British Columbia already has "Hollywood North." Vancouver doubles for every American city on television. You've watched Seattle, San Francisco, New York, and Chicago — but you were actually watching Vancouver with different street signs.
This is our superpower. And it's about to get significantly more powerful.
The Current Landscape:
British Columbia:
- $4.5+ billion annual film production
- Major studios: Vancouver Film Studios, Bridge Studios, Mammoth Studios
- Productions: Deadpool, The Adam Project, Supernatural (15 seasons), countless Hallmark movies (we're not proud, but we're profitable)
- Tax credits: Competitive, well-established
Oregon:
- Smaller but scrappy industry
- Portland's indie film scene is legendary
- Productions: Portlandia (duh), Wild, The Goonies, Twilight (they're not proud either)
- Laika Animation Studios (Coraline, Kubo) — stop-motion excellence
- Tax credits: Oregon has them, less generous than BC
Hawaii:
- Stunning locations, obviously
- Productions: Jurassic Park franchise, Lost, Hawaii Five-0, Moana (animated, but spiritually Hawaiian)
- Limited studio infrastructure
- High production costs (everything shipped in)

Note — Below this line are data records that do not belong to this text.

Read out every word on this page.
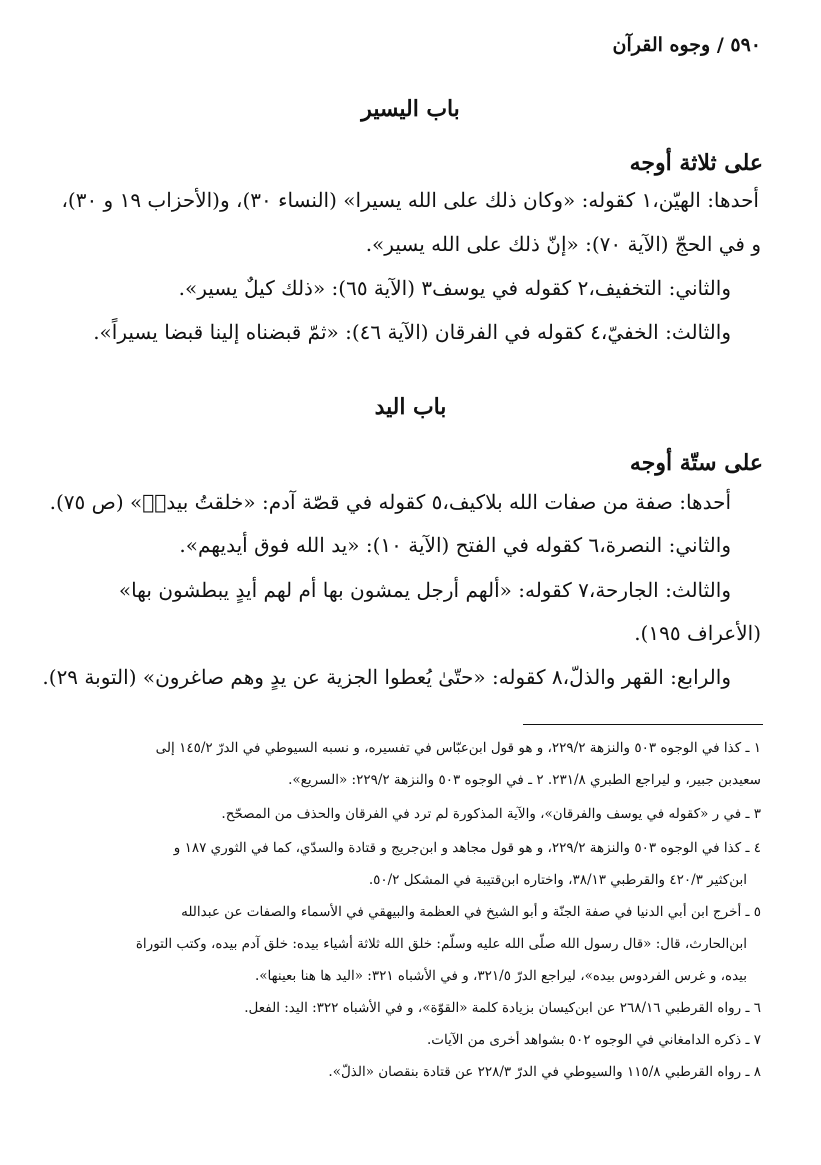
٥٩٠ / وجوه القرآن
باب اليسير
على ثلاثة أوجه
أحدها: الهيّن،١ كقوله: «وكان ذلك على الله يسيرا» (النساء ٣٠)، و(الأحزاب ١٩ و ٣٠)،
و في الحجّ (الآية ٧٠): «إنّ ذلك على الله يسير».
والثاني: التخفيف،٢ كقوله في يوسف٣ (الآية ٦٥): «ذلك كيلٌ يسير».
والثالث: الخفيّ،٤ كقوله في الفرقان (الآية ٤٦): «ثمّ قبضناه إلينا قبضا يسيراً».
باب اليد
على ستّة أوجه
أحدها: صفة من صفات الله بلاكيف،٥ كقوله في قصّة آدم: «خلقتُ بيديٖ» (ص ٧٥).
والثاني: النصرة،٦ كقوله في الفتح (الآية ١٠): «يد الله فوق أيديهم».
والثالث: الجارحة،٧ كقوله: «ألهم أرجل يمشون بها أم لهم أيدٍ يبطشون بها»
(الأعراف ١٩٥).
والرابع: القهر والذلّ،٨ كقوله: «حتّىٰ يُعطوا الجزية عن يدٍ وهم صاغرون» (التوبة ٢٩).
١ ـ كذا في الوجوه ٥٠٣ والنزهة ٢٢٩/٢، و هو قول ابن‌عبّاس في تفسيره، و نسبه السيوطي في الدرّ ١٤٥/٢ إلى
سعيدبن جبير، و ليراجع الطبري ٢٣١/٨. ٢ ـ في الوجوه ٥٠٣ والنزهة ٢٢٩/٢: «السريع».
٣ ـ في ر «كقوله في يوسف والفرقان»، والآية المذكورة لم ترد في الفرقان والحذف من المصحّح.
٤ ـ كذا في الوجوه ٥٠٣ والنزهة ٢٢٩/٢، و هو قول مجاهد و ابن‌جريج و قتادة والسدّي، كما في الثوري ١٨٧ و
ابن‌كثير ٤٢٠/٣ والقرطبي ٣٨/١٣، واختاره ابن‌قتيبة في المشكل ٥٠/٢.
٥ ـ أخرج ابن أبي الدنيا في صفة الجنّة و أبو الشيخ في العظمة والبيهقي في الأسماء والصفات عن عبدالله
ابن‌الحارث، قال: «قال رسول الله صلّى الله عليه وسلّم: خلق الله ثلاثة أشياء بيده: خلق آدم بيده، وكتب التوراة
بيده، و غرس الفردوس بيده»، ليراجع الدرّ ٣٢١/٥، و في الأشباه ٣٢١: «اليد ها هنا بعينها».
٦ ـ رواه القرطبي ٢٦٨/١٦ عن ابن‌كيسان بزيادة كلمة «القوّة»، و في الأشباه ٣٢٢: اليد: الفعل.
٧ ـ ذكره الدامغاني في الوجوه ٥٠٢ بشواهد أخرى من الآيات.
٨ ـ رواه القرطبي ١١٥/٨ والسيوطي في الدرّ ٢٢٨/٣ عن قتادة بنقصان «الذلّ».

- Tax credits: Yes, but complicated
The Combined Vision:
Imagine a unified Pacific film jurisdiction:
| Location Type | Best Option |
| Urban/any city | Vancouver |
| Weird/indie/quirky | Portland |
| Forest/Pacific Northwest | Oregon/BC |
| Tropical/beach/paradise | Hawaii |
| Apocalyptic wasteland | Also Vancouver (we're versatile) |
A production could seamlessly move between jurisdictions:
- Principal photography: Vancouver (studios, crews, infrastructure)

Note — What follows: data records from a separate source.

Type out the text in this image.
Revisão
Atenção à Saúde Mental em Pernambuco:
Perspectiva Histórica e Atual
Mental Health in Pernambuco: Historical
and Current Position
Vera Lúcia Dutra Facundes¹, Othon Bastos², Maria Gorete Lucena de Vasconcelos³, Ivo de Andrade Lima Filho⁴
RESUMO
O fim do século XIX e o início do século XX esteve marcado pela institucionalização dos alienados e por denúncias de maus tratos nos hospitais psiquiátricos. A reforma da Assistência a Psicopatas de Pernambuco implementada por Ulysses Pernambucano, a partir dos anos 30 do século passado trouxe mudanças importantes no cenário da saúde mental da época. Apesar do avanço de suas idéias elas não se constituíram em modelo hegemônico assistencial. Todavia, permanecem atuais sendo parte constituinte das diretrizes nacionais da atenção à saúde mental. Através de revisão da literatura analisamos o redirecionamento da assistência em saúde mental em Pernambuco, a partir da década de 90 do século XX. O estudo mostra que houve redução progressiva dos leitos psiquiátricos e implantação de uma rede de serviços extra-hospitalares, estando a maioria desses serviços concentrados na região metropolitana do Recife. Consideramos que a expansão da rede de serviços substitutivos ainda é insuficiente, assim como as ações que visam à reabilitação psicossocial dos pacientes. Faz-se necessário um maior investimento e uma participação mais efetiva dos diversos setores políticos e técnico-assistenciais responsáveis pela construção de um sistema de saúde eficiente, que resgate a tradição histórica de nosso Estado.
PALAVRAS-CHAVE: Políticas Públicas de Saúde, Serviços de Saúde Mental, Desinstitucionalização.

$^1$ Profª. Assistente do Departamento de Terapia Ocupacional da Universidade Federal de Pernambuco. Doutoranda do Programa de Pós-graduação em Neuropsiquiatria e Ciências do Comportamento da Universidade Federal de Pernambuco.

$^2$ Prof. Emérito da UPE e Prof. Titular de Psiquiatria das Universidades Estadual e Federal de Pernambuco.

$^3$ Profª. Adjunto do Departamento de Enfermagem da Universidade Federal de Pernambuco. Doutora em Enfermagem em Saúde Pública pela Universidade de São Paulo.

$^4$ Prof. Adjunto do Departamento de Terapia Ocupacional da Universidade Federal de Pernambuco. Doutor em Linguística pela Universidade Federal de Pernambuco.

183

- Location shoots: Oregon coast, Hawaiian beaches, BC mountains
- Post-production: Consolidated facilities
- Animation: Laika (Oregon) + BC animation studios
The Laika Question:
Laika Animation Studios in Hillsboro, Oregon is a gem. Stop-motion animation at the highest level. Coraline, ParaNorman, Kubo and the Two Strings, Missing Link.
Under this partnership:
- Laika remains in Oregon
- Co-production agreements with BC animation industry
- Shared talent pipeline
- Joint training programs
We don't want to absorb Laika. We want to be worthy of Laika.
Hawaii's Role:
Hawaii has been "Location, Hawaii" for decades — beautiful backdrops but limited local industry development.
Partnership opportunity:
- Develop Hawaiian studio infrastructure — not everything needs to ship from LA
- Train local crews — Hawaiian film industry jobs for Hawaiians
- Indigenous storytelling — Hawaiian stories told by Hawaiian creators, supported by provincial resources
- Sustainable production practices — Hawaii is ecologically fragile; film production must respect that
The Tax Credit Harmonization Challenge:
Three different tax credit systems. Three different qualifying criteria. This is a mess.
Options:
- BC system dominates — Oregon and Hawaii adopt BC's framework
- Best of all three — Create new unified system taking strongest elements
- Regional variation — Different credits for different location types
This needs negotiation. We welcome input from industry professionals.
Discussion Questions:
- How do we prevent Vancouver from cannibalizing Oregon/Hawaii production, vs. developing each region's strengths?
- Should there be a "local content" requirement ensuring each region's stories get told?
- How do we address the environmental impact of film production, especially in Hawaii?
- Is there a future in joint BC-Oregon-Hawaii original content? A "Cascadia Studios" brand?
- The Hallmark movie industrial complex: blessing or curse?